Premier legal writing and hands-on, experiential learning in our clinics, field placements, and opportunities through career services are key components of the Iowa Law curriculum.
Courses and hours
The JD requires a minimum of 88 semester hours to graduate. This includes six semester hours of required experiential learning, which students can earn inside the classroom in a variety of simulations or skills-based courses, or outside of the classroom in field work or the Iowa Law Clinic.
Core courses
The first-year required courses are Civil Procedure, Constitutional Law I, Contracts, Criminal Law, Introduction to Law and Legal Reasoning, Property, and Torts, in addition to small seminars each semester in Legal Analysis, Writing, and Research (LAWR). Required upper-level courses include Professional Responsibility and Constitutional Law II, plus elective courses to fulfill upper-level writing requirements.
Elective courses
Elective courses draw from the Iowa Law’s own curriculum as well as from classes throughout the entire university, since students can elect to take up to 20 semester hours of non-law courses by seeking approval for those courses. From business law to criminal practice to baseball arbitration—and dozens of areas between—the law school’s program of legal education is vast and deep, offering something for everyone.
Legal writing emphasis
Strong writing skills are essential in the legal profession. Iowa Law has seven full-time writing faculty and 11 writing tutors who are all committed to developing analytical thinking and persuasive writing skills—that's why we're known as The Writing Law School.
You’ll take 5 credits of legal analysis, writing, and research as a first-year student. Through intensive, individualized attention—including 3–6 one-on-one conferences each semester—you’ll deepen your understanding of law and learn to be an effective legal communicator.

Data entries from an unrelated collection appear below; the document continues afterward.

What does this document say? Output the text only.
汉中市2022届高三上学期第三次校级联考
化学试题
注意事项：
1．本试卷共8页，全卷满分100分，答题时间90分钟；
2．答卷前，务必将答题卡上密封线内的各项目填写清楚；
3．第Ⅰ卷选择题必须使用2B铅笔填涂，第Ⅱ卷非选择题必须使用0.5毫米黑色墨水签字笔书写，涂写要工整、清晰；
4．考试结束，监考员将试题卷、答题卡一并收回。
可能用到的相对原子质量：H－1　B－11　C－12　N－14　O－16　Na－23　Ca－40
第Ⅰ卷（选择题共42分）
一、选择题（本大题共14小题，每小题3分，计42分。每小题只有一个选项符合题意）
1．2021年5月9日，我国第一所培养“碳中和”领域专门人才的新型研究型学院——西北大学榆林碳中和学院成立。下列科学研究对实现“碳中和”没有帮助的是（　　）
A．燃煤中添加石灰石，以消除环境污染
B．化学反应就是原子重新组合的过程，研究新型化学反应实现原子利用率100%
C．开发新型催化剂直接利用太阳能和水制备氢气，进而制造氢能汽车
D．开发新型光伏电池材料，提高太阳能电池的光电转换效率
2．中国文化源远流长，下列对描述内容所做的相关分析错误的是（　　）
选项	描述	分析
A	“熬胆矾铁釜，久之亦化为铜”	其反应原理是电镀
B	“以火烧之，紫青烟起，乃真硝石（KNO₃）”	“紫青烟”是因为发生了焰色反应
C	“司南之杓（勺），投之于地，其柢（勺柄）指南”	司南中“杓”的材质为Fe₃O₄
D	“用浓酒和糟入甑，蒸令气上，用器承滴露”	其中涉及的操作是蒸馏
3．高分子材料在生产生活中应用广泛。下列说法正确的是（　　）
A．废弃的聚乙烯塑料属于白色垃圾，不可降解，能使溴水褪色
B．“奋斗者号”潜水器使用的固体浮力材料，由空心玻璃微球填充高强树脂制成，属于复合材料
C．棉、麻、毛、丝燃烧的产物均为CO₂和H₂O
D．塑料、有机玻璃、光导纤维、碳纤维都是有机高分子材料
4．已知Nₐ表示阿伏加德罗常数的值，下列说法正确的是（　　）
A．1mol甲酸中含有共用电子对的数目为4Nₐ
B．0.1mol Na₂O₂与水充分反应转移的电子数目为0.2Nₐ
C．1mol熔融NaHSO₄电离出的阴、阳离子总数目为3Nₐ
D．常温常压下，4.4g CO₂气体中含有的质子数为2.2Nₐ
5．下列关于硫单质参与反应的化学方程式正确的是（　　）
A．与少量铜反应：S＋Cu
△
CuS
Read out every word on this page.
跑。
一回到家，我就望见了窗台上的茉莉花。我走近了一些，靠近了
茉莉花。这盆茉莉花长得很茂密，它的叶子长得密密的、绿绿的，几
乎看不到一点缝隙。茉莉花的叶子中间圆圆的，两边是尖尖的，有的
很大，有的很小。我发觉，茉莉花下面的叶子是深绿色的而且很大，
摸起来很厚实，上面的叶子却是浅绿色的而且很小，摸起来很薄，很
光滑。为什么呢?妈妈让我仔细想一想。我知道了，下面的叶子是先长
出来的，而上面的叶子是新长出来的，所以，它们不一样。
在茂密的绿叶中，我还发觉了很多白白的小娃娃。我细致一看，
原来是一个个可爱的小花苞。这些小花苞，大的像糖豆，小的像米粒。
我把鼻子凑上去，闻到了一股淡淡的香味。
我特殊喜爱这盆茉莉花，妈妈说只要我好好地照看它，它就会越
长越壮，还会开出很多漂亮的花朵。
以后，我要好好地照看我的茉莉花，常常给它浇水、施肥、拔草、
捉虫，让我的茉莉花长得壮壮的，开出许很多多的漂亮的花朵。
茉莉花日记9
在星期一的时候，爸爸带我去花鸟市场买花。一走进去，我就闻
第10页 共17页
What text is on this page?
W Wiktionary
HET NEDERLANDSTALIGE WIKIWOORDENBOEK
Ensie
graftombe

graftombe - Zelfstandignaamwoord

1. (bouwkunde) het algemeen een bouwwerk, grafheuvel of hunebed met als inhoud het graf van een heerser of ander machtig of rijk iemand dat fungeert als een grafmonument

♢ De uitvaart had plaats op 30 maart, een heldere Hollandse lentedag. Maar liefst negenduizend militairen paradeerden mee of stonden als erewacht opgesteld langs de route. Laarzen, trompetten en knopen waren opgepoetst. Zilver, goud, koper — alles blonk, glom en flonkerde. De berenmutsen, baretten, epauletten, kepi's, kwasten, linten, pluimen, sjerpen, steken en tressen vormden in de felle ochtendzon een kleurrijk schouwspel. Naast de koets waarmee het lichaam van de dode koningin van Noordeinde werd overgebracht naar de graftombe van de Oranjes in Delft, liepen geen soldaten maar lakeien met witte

After your first year, you’ll complete four more writing credits from courses of your choosing. Iowa Law also offers many writing and oral advocacy competitions, including appellate advocacy, international and domestic appellate advocacy competitions, and oral advocacy focused on intellectual property. Advanced research instruction is available through our highly skilled research librarians, all of whom have JDs and library science degrees.